Jakież było jego (i nas wszystkich w OKO.press) zdumienie, gdy niewygodne pytania Mariusza ukazały się tego samego dnia (2 lutego 2023) wieczorem na stronie neo-KRS z kąśliwym komentarzem w duchu pasków TVP Info: "Wsparcie medialne dla sędziego M. Ferka".

krs 1

Po chwili ktoś opublikował odpowiedź, którą wysłano też mailem Mariuszowi.
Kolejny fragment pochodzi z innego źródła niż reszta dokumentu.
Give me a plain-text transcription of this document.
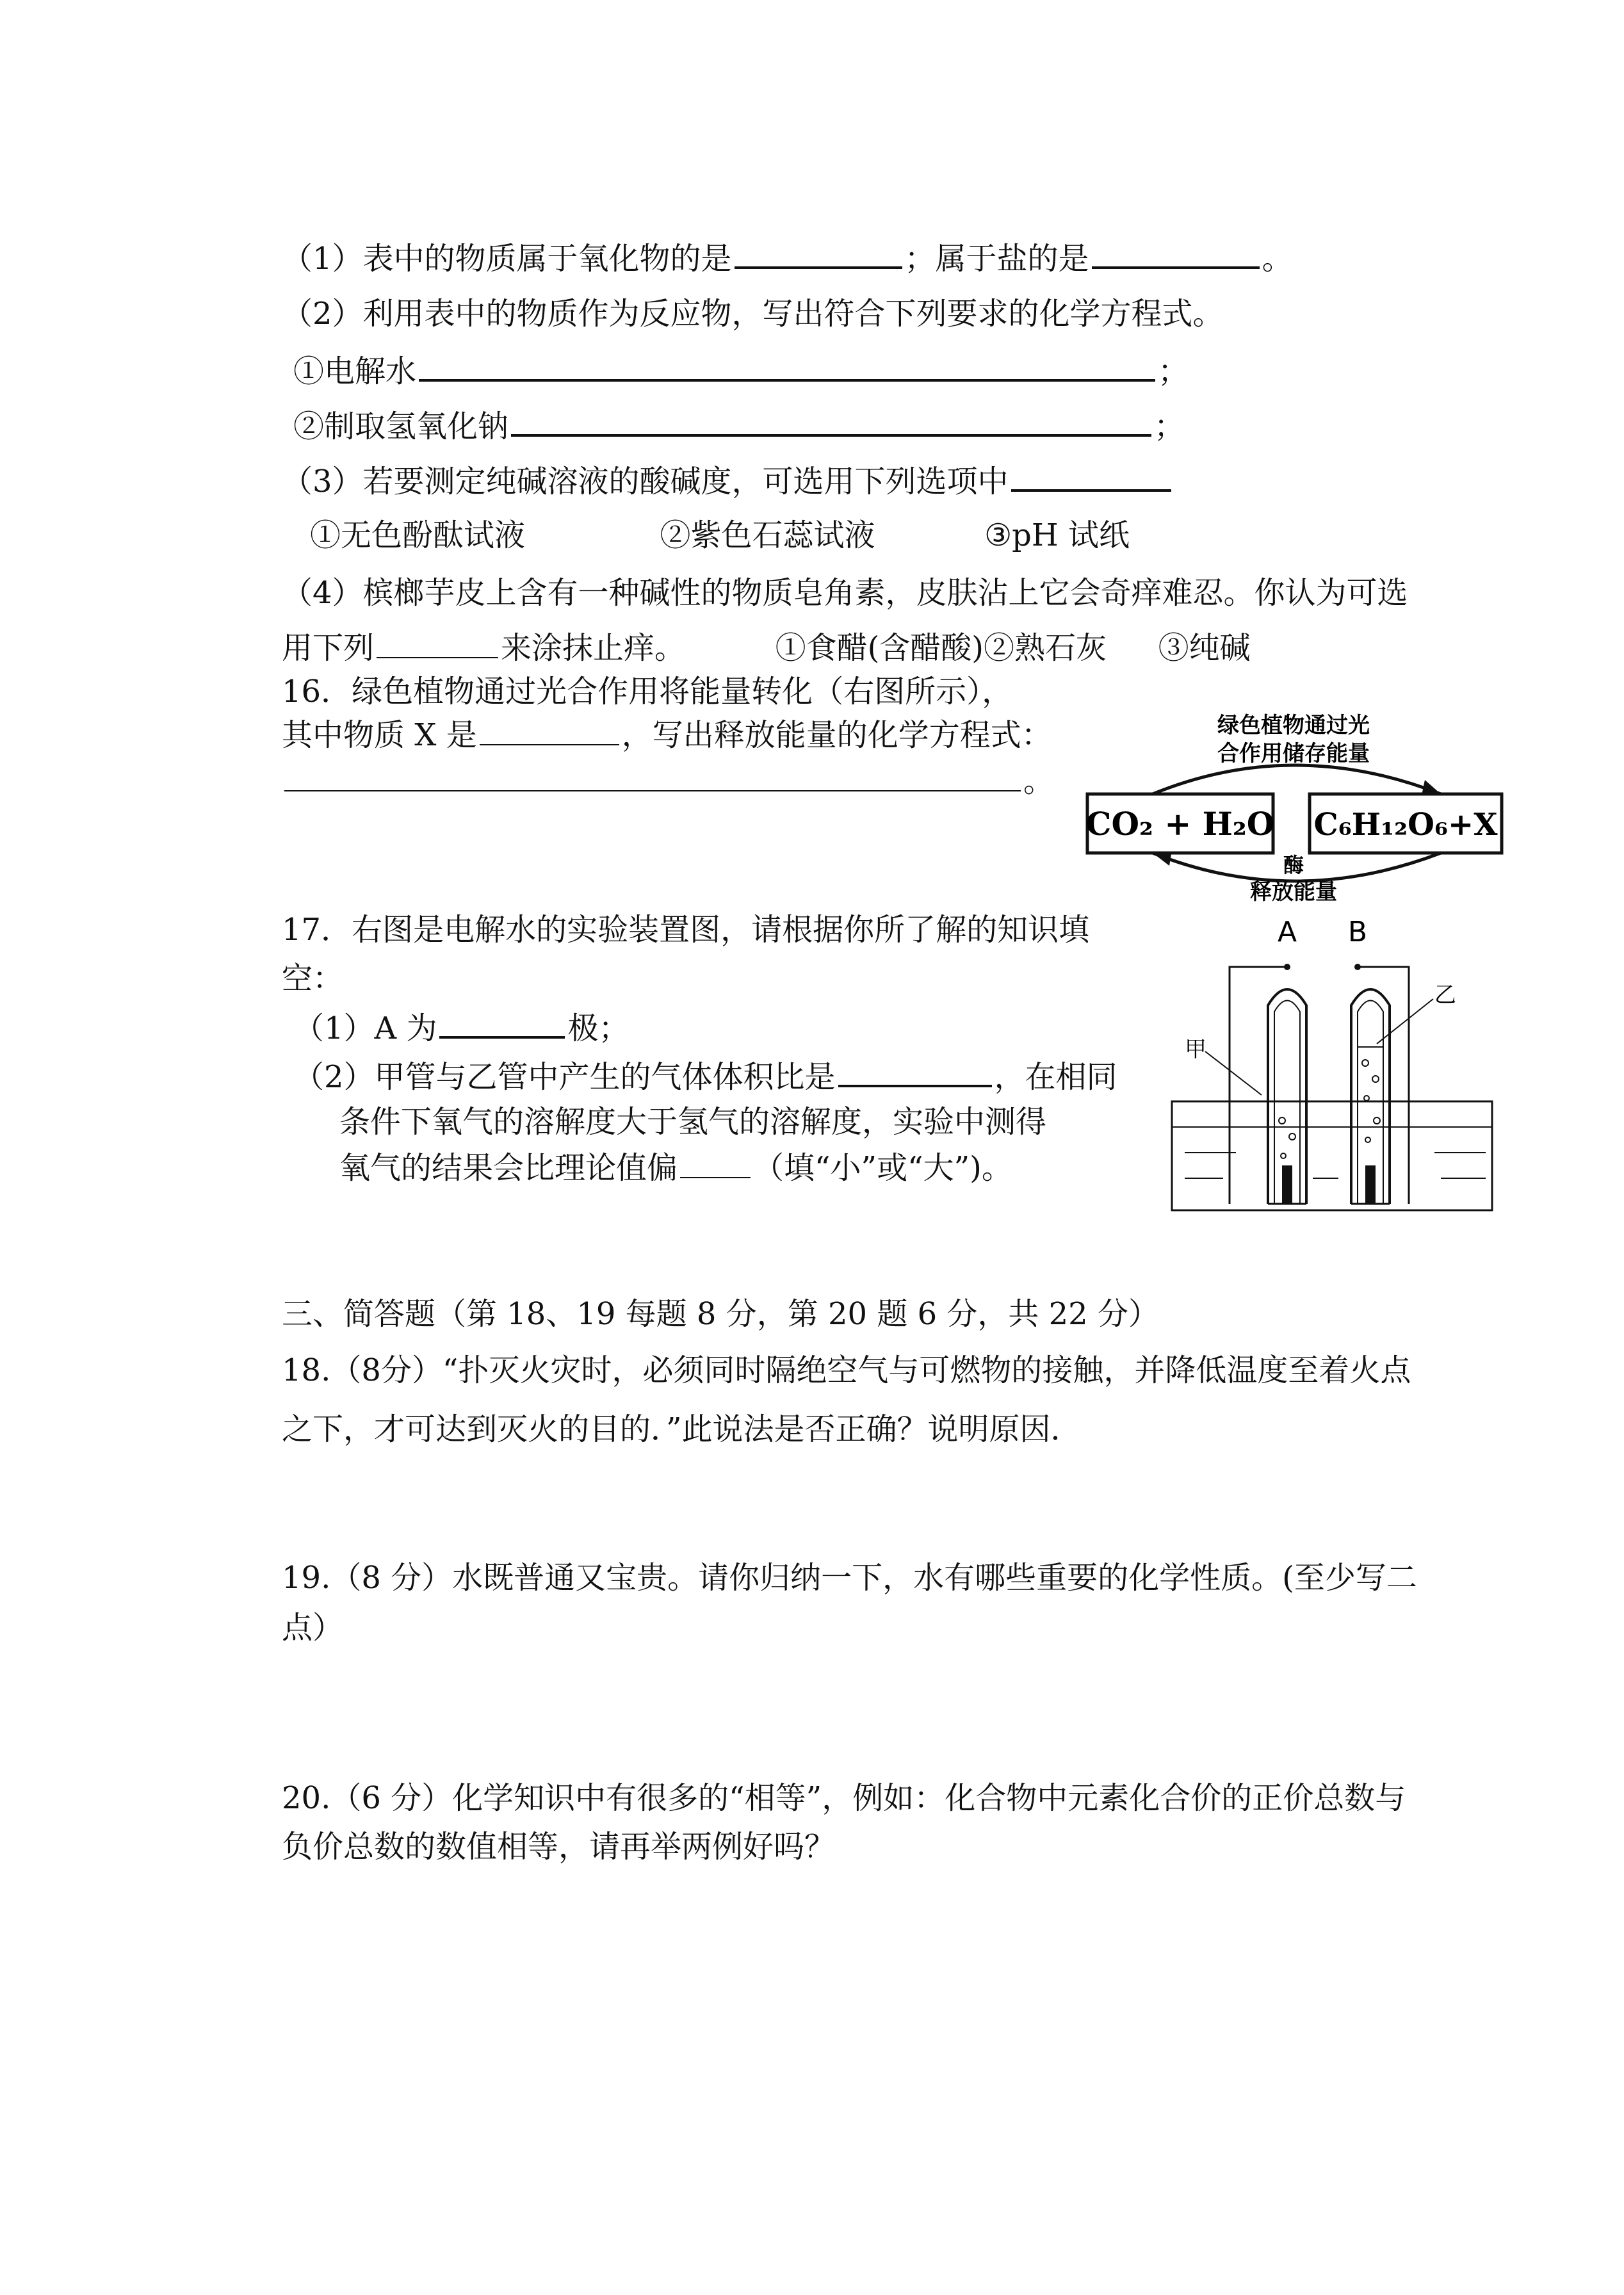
（1）表中的物质属于氧化物的是	；属于盐的是	。
（2）利用表中的物质作为反应物，写出符合下列要求的化学方程式。
①电解水	；
②制取氢氧化钠	；
（3）若要测定纯碱溶液的酸碱度，可选用下列选项中
①无色酚酞试液	②紫色石蕊试液	③pH 试纸
（4）槟榔芋皮上含有一种碱性的物质皂角素，皮肤沾上它会奇痒难忍。你认为可选
用下列	来涂抹止痒。	①食醋(含醋酸)②熟石灰 ③纯碱
16．绿色植物通过光合作用将能量转化（右图所示），
其中物质 X 是	，写出释放能量的化学方程式：
。
CO₂ + H₂O C₆H₁₂O₆+X
绿色植物通过光
合作用储存能量
酶
释放能量
17．右图是电解水的实验装置图，请根据你所了解的知识填
空：
（1）A 为	极；
（2）甲管与乙管中产生的气体体积比是	，在相同
条件下氧气的溶解度大于氢气的溶解度，实验中测得
氧气的结果会比理论值偏 （填“小”或“大”)。
A B
甲
乙
三、简答题（第 18、19 每题 8 分，第 20 题 6 分，共 22 分）
18.（8分）“扑灭火灾时，必须同时隔绝空气与可燃物的接触，并降低温度至着火点
之下，才可达到灭火的目的．”此说法是否正确？说明原因．
19.（8 分）水既普通又宝贵。请你归纳一下，水有哪些重要的化学性质。(至少写二
点）
20.（6 分）化学知识中有很多的“相等”，例如：化合物中元素化合价的正价总数与
负价总数的数值相等，请再举两例好吗？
"W związku z pytaniami dotyczącymi publikacji na oficjalnym profilu Krajowej Rady Sądownictwa na Twitterze fragmentu nagrania z monitoringu w Sądzie Okręgowym w Krakowie informuję, że nagranie udostępniło Radzie kierownictwo sądu z własnej inicjatywy. Krajowa Rada Sądownictwa nie zwracała się o przekazanie tego nagrania. Za treść wpisów zamieszczanych na oficjalnym profilu Krajowej Rady Sądownictwa na Twitterze odpowiedzialny jest Przewodniczący KRS. Przewodniczący KRS sędzia Dagmara Pawełczyk-Woicka w okresie sprawowania funkcji Prezesa Sądu Okręgowego w Krakowie nie weszła w posiadanie nagrania.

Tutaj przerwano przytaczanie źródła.